Tout le monde se figea.

— Je suis enceinte ! Vous ne voyez pas dans quel état de nerfs je suis ?

Seb vint la prendre dans ses bras.

— Tu t’inquiètes pas. On s’occupe de toi. Tu ne manqueras de rien, tu fais partie de la famille. Le fric pas de problème, je gère…

— Il revient quand ?

— Ça peut durer… Tu sais quand il part… Une fois, on l’a plus vu pendant un an, on a cru qu’il était mort… Et puis, pouf...

— Mais il va faire quoi ?

— Il monte un site web de jeu en ligne…

— C’est bidonné… C’est bien fait, remarque… Mais tu finis plumé… fit Fabrice. C’est leurs conneries de statistiques et probabilités…

— Cathy elle a une boite de… commença Seb, hésitant, cherchant ses mots.

— Des films pornos ! Trop bons ! Trop bons films ! fit Jo, soudain excité et se touchant la zigounette.

Non, Lindsay ne goûtait pas le moins du monde le comique de la situation. Elle allait de stupeur en tremblements.

— En fait elle a un site web qui marche bien dans le porno, tu vois en Belgique. Monté par Lorenzo et JP. Du boulot de pro. Maintenant elle se diversifie dans le jeu en ligne. Il y a de la tune à se faire. C’est juteux… C'est grand !

— Ça finira mal, fit Fabrice.

— C’est dangereux ? demanda Lindsay.

— La mafia peut mettre son nez dedans… Le braquage c’était du tout cuit ! insista Fabrice.

— Fabrice et Jo, sortez ! Fichez le camp !

— T’es pas le chef, fit Fabrice, contrarié.

— Jo te protège, fit le géant en tapotant l’épaule de Lindsay, avec un sourire effrayant.

— Il va revenir, hein ? demanda Lindsay, craignant la réponse.

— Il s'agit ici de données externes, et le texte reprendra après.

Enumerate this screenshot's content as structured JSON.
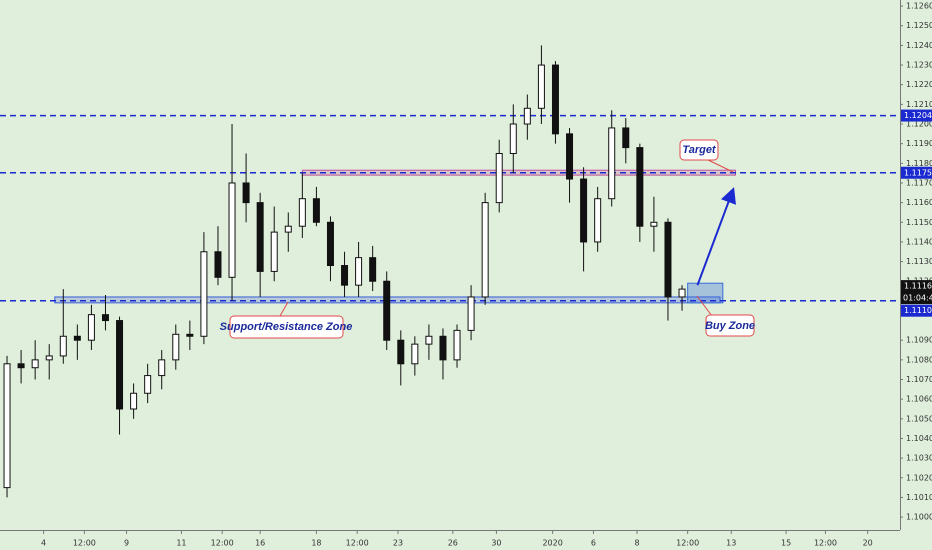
{
  "chart_data": {
    "type": "candlestick",
    "open": [
      1.1015,
      1.1078,
      1.1076,
      1.108,
      1.1082,
      1.1092,
      1.109,
      1.1103,
      1.11,
      1.1055,
      1.1063,
      1.1072,
      1.108,
      1.1093,
      1.1092,
      1.1135,
      1.1122,
      1.117,
      1.116,
      1.1125,
      1.1145,
      1.1148,
      1.1162,
      1.115,
      1.1128,
      1.1118,
      1.1132,
      1.112,
      1.109,
      1.1078,
      1.1088,
      1.1092,
      1.108,
      1.1095,
      1.1112,
      1.116,
      1.1185,
      1.12,
      1.1208,
      1.123,
      1.1195,
      1.1172,
      1.114,
      1.1162,
      1.1198,
      1.1188,
      1.1148,
      1.115,
      1.1112
    ],
    "high": [
      1.1082,
      1.1085,
      1.109,
      1.1088,
      1.1116,
      1.1098,
      1.1108,
      1.1113,
      1.1102,
      1.1068,
      1.1078,
      1.1085,
      1.1098,
      1.11,
      1.1145,
      1.1148,
      1.12,
      1.1185,
      1.1165,
      1.1158,
      1.1155,
      1.1175,
      1.1168,
      1.1153,
      1.1135,
      1.114,
      1.1138,
      1.1125,
      1.1095,
      1.1092,
      1.1098,
      1.1096,
      1.1098,
      1.1118,
      1.1165,
      1.1192,
      1.121,
      1.1215,
      1.124,
      1.1232,
      1.1198,
      1.1178,
      1.1168,
      1.1207,
      1.1203,
      1.119,
      1.1163,
      1.1152,
      1.1118
    ],
    "low": [
      1.101,
      1.1068,
      1.107,
      1.107,
      1.1078,
      1.108,
      1.1085,
      1.1095,
      1.1042,
      1.105,
      1.1058,
      1.1065,
      1.1075,
      1.1085,
      1.1088,
      1.1118,
      1.111,
      1.115,
      1.1112,
      1.112,
      1.1135,
      1.1142,
      1.1148,
      1.112,
      1.1112,
      1.1112,
      1.1115,
      1.1085,
      1.1067,
      1.1072,
      1.108,
      1.107,
      1.1076,
      1.109,
      1.1108,
      1.1155,
      1.1175,
      1.1192,
      1.12,
      1.119,
      1.116,
      1.1125,
      1.1135,
      1.1158,
      1.118,
      1.114,
      1.1135,
      1.11,
      1.1105
    ],
    "close": [
      1.1078,
      1.1076,
      1.108,
      1.1082,
      1.1092,
      1.109,
      1.1103,
      1.11,
      1.1055,
      1.1063,
      1.1072,
      1.108,
      1.1093,
      1.1092,
      1.1135,
      1.1122,
      1.117,
      1.116,
      1.1125,
      1.1145,
      1.1148,
      1.1162,
      1.115,
      1.1128,
      1.1118,
      1.1132,
      1.112,
      1.109,
      1.1078,
      1.1088,
      1.1092,
      1.108,
      1.1095,
      1.1112,
      1.116,
      1.1185,
      1.12,
      1.1208,
      1.123,
      1.1195,
      1.1172,
      1.114,
      1.1162,
      1.1198,
      1.1188,
      1.1148,
      1.115,
      1.1112,
      1.1116
    ],
    "xlim": [
      0,
      64
    ],
    "xticks": [
      {
        "value": 3.1,
        "label": "4"
      },
      {
        "value": 6.0,
        "label": "12:00"
      },
      {
        "value": 9.0,
        "label": "9"
      },
      {
        "value": 12.9,
        "label": "11"
      },
      {
        "value": 15.8,
        "label": "12:00"
      },
      {
        "value": 18.5,
        "label": "16"
      },
      {
        "value": 22.5,
        "label": "18"
      },
      {
        "value": 25.4,
        "label": "12:00"
      },
      {
        "value": 28.3,
        "label": "23"
      },
      {
        "value": 32.2,
        "label": "26"
      },
      {
        "value": 35.3,
        "label": "30"
      },
      {
        "value": 39.3,
        "label": "2020"
      },
      {
        "value": 42.2,
        "label": "6"
      },
      {
        "value": 45.3,
        "label": "8"
      },
      {
        "value": 48.9,
        "label": "12:00"
      },
      {
        "value": 52.0,
        "label": "13"
      },
      {
        "value": 55.9,
        "label": "15"
      },
      {
        "value": 58.7,
        "label": "12:00"
      },
      {
        "value": 61.7,
        "label": "20"
      }
    ],
    "ylim": [
      1.09975,
      1.12631
    ],
    "yticks": [
      {
        "value": 1.126,
        "label": "1.12600"
      },
      {
        "value": 1.125,
        "label": "1.12500"
      },
      {
        "value": 1.124,
        "label": "1.12400"
      },
      {
        "value": 1.123,
        "label": "1.12300"
      },
      {
        "value": 1.122,
        "label": "1.12200"
      },
      {
        "value": 1.121,
        "label": "1.12100"
      },
      {
        "value": 1.12,
        "label": "1.12000"
      },
      {
        "value": 1.119,
        "label": "1.11900"
      },
      {
        "value": 1.118,
        "label": "1.11800"
      },
      {
        "value": 1.117,
        "label": "1.11700"
      },
      {
        "value": 1.116,
        "label": "1.11600"
      },
      {
        "value": 1.115,
        "label": "1.11500"
      },
      {
        "value": 1.114,
        "label": "1.11400"
      },
      {
        "value": 1.113,
        "label": "1.11300"
      },
      {
        "value": 1.112,
        "label": "1.11200"
      },
      {
        "value": 1.109,
        "label": "1.10900"
      },
      {
        "value": 1.108,
        "label": "1.10800"
      },
      {
        "value": 1.107,
        "label": "1.10700"
      },
      {
        "value": 1.106,
        "label": "1.10600"
      },
      {
        "value": 1.105,
        "label": "1.10500"
      },
      {
        "value": 1.104,
        "label": "1.10400"
      },
      {
        "value": 1.103,
        "label": "1.10300"
      },
      {
        "value": 1.102,
        "label": "1.10200"
      },
      {
        "value": 1.101,
        "label": "1.10100"
      },
      {
        "value": 1.1,
        "label": "1.10000"
      }
    ],
    "levels": [
      {
        "value": 1.12043,
        "label": "1.12043"
      },
      {
        "value": 1.11752,
        "label": "1.11752"
      },
      {
        "value": 1.11101,
        "label": "1.11101"
      }
    ],
    "last_price": {
      "value": 1.1116,
      "label": "1.11160",
      "countdown": "01:04:40"
    },
    "zones": [
      {
        "name": "Support/Resistance Zone",
        "low": 1.1109,
        "high": 1.1112,
        "x0": 3.9,
        "x1": 51.2,
        "color": "#3a5bd9"
      },
      {
        "name": "Target",
        "low": 1.1174,
        "high": 1.11765,
        "x0": 21.5,
        "x1": 52.3,
        "color": "#c0509a"
      },
      {
        "name": "Buy Zone",
        "low": 1.1109,
        "high": 1.1119,
        "x0": 48.9,
        "x1": 51.4,
        "color": "#3a6fd9"
      }
    ],
    "arrow_from": [
      49.6,
      1.1118
    ],
    "arrow_to": [
      52.1,
      1.1166
    ]
  }
}
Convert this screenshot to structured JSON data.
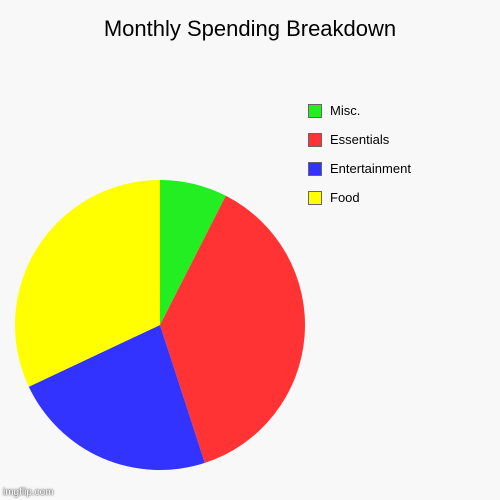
{
  "chart_data": {
    "type": "pie",
    "title": "Monthly Spending Breakdown",
    "start_angle_deg": 0,
    "direction": "clockwise",
    "slices": [
      {
        "label": "Misc.",
        "value": 7.5,
        "color": "#22ee22"
      },
      {
        "label": "Essentials",
        "value": 37.5,
        "color": "#ff3333"
      },
      {
        "label": "Entertainment",
        "value": 23.0,
        "color": "#3333ff"
      },
      {
        "label": "Food",
        "value": 32.0,
        "color": "#ffff00"
      }
    ],
    "legend": {
      "placement": "right",
      "order": [
        "Misc.",
        "Essentials",
        "Entertainment",
        "Food"
      ]
    }
  },
  "watermark": "imgflip.com"
}
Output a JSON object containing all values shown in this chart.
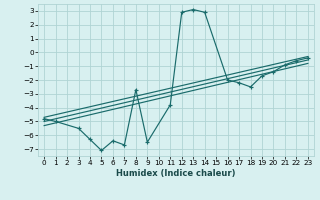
{
  "xlabel": "Humidex (Indice chaleur)",
  "bg_color": "#d8f0f0",
  "grid_color": "#b0d4d4",
  "line_color": "#1a6b6b",
  "xlim": [
    -0.5,
    23.5
  ],
  "ylim": [
    -7.5,
    3.5
  ],
  "yticks": [
    -7,
    -6,
    -5,
    -4,
    -3,
    -2,
    -1,
    0,
    1,
    2,
    3
  ],
  "xticks": [
    0,
    1,
    2,
    3,
    4,
    5,
    6,
    7,
    8,
    9,
    10,
    11,
    12,
    13,
    14,
    15,
    16,
    17,
    18,
    19,
    20,
    21,
    22,
    23
  ],
  "series_main": {
    "x": [
      0,
      1,
      3,
      4,
      5,
      6,
      7,
      8,
      9,
      11,
      12,
      13,
      14,
      16,
      17,
      18,
      19,
      20,
      21,
      22,
      23
    ],
    "y": [
      -4.8,
      -5.0,
      -5.5,
      -6.3,
      -7.1,
      -6.4,
      -6.7,
      -2.7,
      -6.5,
      -3.8,
      2.9,
      3.1,
      2.9,
      -2.0,
      -2.2,
      -2.5,
      -1.7,
      -1.4,
      -0.9,
      -0.6,
      -0.4
    ]
  },
  "series_lines": [
    {
      "x": [
        0,
        23
      ],
      "y": [
        -4.7,
        -0.3
      ]
    },
    {
      "x": [
        0,
        23
      ],
      "y": [
        -5.0,
        -0.55
      ]
    },
    {
      "x": [
        0,
        23
      ],
      "y": [
        -5.3,
        -0.8
      ]
    }
  ]
}
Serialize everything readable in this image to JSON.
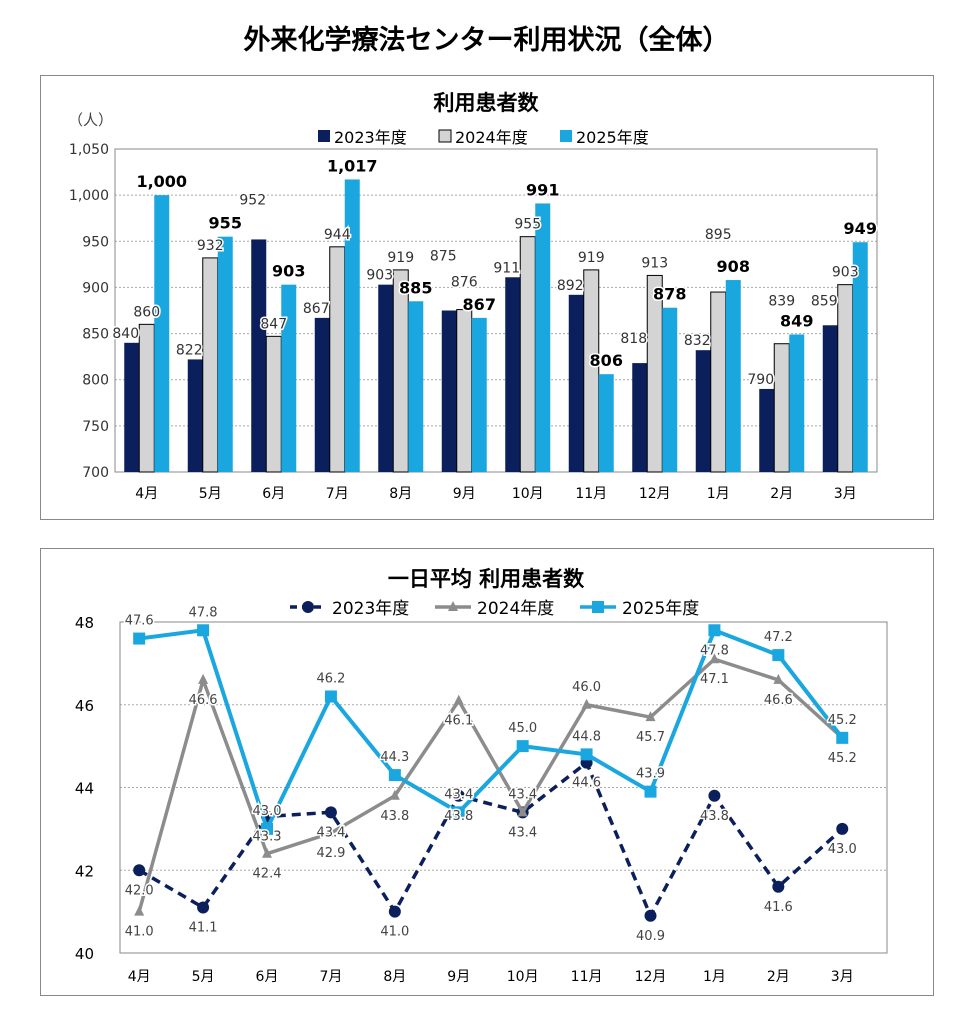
{
  "page_title": "外来化学療法センター利用状況（全体）",
  "chart_data": [
    {
      "type": "bar",
      "title": "利用患者数",
      "ylabel": "（人）",
      "ylim": [
        700,
        1050
      ],
      "yticks": [
        700,
        750,
        800,
        850,
        900,
        950,
        1000,
        1050
      ],
      "ytick_labels": [
        "700",
        "750",
        "800",
        "850",
        "900",
        "950",
        "1,000",
        "1,050"
      ],
      "categories": [
        "4月",
        "5月",
        "6月",
        "7月",
        "8月",
        "9月",
        "10月",
        "11月",
        "12月",
        "1月",
        "2月",
        "3月"
      ],
      "legend_position": "top",
      "grid": true,
      "series": [
        {
          "name": "2023年度",
          "color": "#0b1f5c",
          "values": [
            840,
            822,
            952,
            867,
            903,
            875,
            911,
            892,
            818,
            832,
            790,
            859
          ]
        },
        {
          "name": "2024年度",
          "color": "#d4d4d4",
          "values": [
            860,
            932,
            847,
            944,
            919,
            876,
            955,
            919,
            913,
            895,
            839,
            903
          ]
        },
        {
          "name": "2025年度",
          "color": "#1aa7e0",
          "values": [
            1000,
            955,
            903,
            1017,
            885,
            867,
            991,
            806,
            878,
            908,
            849,
            949
          ],
          "labels": [
            "1,000",
            "955",
            "903",
            "1,017",
            "885",
            "867",
            "991",
            "806",
            "878",
            "908",
            "849",
            "949"
          ]
        }
      ]
    },
    {
      "type": "line",
      "title": "一日平均 利用患者数",
      "ylim": [
        40,
        48
      ],
      "yticks": [
        40,
        42,
        44,
        46,
        48
      ],
      "categories": [
        "4月",
        "5月",
        "6月",
        "7月",
        "8月",
        "9月",
        "10月",
        "11月",
        "12月",
        "1月",
        "2月",
        "3月"
      ],
      "legend_position": "top",
      "grid": true,
      "series": [
        {
          "name": "2023年度",
          "color": "#0b1f5c",
          "style": "dashed",
          "marker": "circle",
          "values": [
            42.0,
            41.1,
            43.3,
            43.4,
            41.0,
            43.8,
            43.4,
            44.6,
            40.9,
            43.8,
            41.6,
            43.0
          ]
        },
        {
          "name": "2024年度",
          "color": "#8c8c8c",
          "style": "solid",
          "marker": "triangle",
          "values": [
            41.0,
            46.6,
            42.4,
            42.9,
            43.8,
            46.1,
            43.4,
            46.0,
            45.7,
            47.1,
            46.6,
            45.2
          ]
        },
        {
          "name": "2025年度",
          "color": "#1aa7e0",
          "style": "solid",
          "marker": "square",
          "values": [
            47.6,
            47.8,
            43.0,
            46.2,
            44.3,
            43.4,
            45.0,
            44.8,
            43.9,
            47.8,
            47.2,
            45.2
          ]
        }
      ]
    }
  ]
}
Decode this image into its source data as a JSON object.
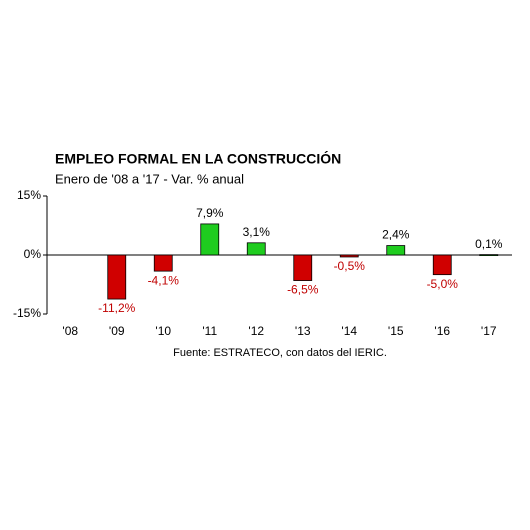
{
  "chart_data": {
    "type": "bar",
    "title": "EMPLEO FORMAL EN LA CONSTRUCCIÓN",
    "subtitle": "Enero de '08 a '17 - Var. % anual",
    "source": "Fuente: ESTRATECO, con datos del IERIC.",
    "categories": [
      "'08",
      "'09",
      "'10",
      "'11",
      "'12",
      "'13",
      "'14",
      "'15",
      "'16",
      "'17"
    ],
    "values": [
      null,
      -11.2,
      -4.1,
      7.9,
      3.1,
      -6.5,
      -0.5,
      2.4,
      -5.0,
      0.1
    ],
    "value_labels": [
      null,
      "-11,2%",
      "-4,1%",
      "7,9%",
      "3,1%",
      "-6,5%",
      "-0,5%",
      "2,4%",
      "-5,0%",
      "0,1%"
    ],
    "positive_color": "#1fcc1f",
    "negative_color": "#d00000",
    "positive_label_color": "#000000",
    "negative_label_color": "#c00000",
    "ylim": [
      -15,
      15
    ],
    "yticks": [
      {
        "value": -15,
        "label": "-15%"
      },
      {
        "value": 0,
        "label": "0%"
      },
      {
        "value": 15,
        "label": "15%"
      }
    ]
  }
}
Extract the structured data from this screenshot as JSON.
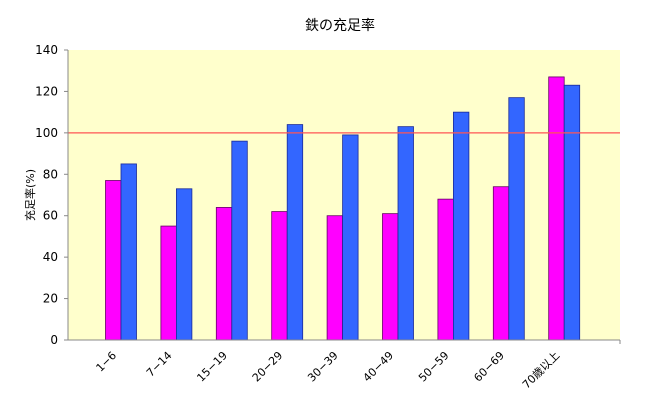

— Ma belle… Oui, il revient toujours… Sauf si… Enfin, restons optimistes. Écoute… Ne pense qu’à toi, tu vois des fois dans la vie faut être un peu égoïste. Tu vas faire passer le marmot ?

— Je vais quoi ? Mais tu es un vrai salaud ! Je veux lui en parler. Je veux l’appeler !

— Il est en sous-marin… Il plonge profond, très profond, fit Fabrice, il s’en fout des autres, une ordure en vrai. Je l’aime plus que ma mère, mais faut bien reconnaître que...

— Ça veut dire quoi ? fit Lindsay de plus en plus énervée.

— On peut pas le joindre ! dit Fabrice.

— Menteur !

— Je te jure ! Sur la vie de Seb !

Lindsay, les yeux pleins de larmes regarda Seb.

— C’est vrai ma belle. Tu sais… c’est plus ou moins légal… Vaut mieux pas laisser de traces. Mais…

Lindsay n’en pouvait plus. Elle suffoquait de rage, de peine. Son univers s’écroulait. Elle s’enfuit de l’hôtel, regagna l’église et se jeta sur le lit pour sangloter longuement. Elle voulait mourir.

Dans la soirée, elle entendit du bruit et l’on toqua doucement à la porte. Elle alla voir, pas rassurée : une femme très belle, un peu vulgaire, trop sexy, se trouvait là :

— Je suis Steph… La sœur de Seb. Il faut qu’on parle. Ma pauvre, tu as une tête… Encore une démolie par ce… Putain Lorenzo, j’en ai marre de tes conneries ! gronda-t-elle.

Steph prit Lindsay dans ses bras et la réconforta. La sororité ça compte.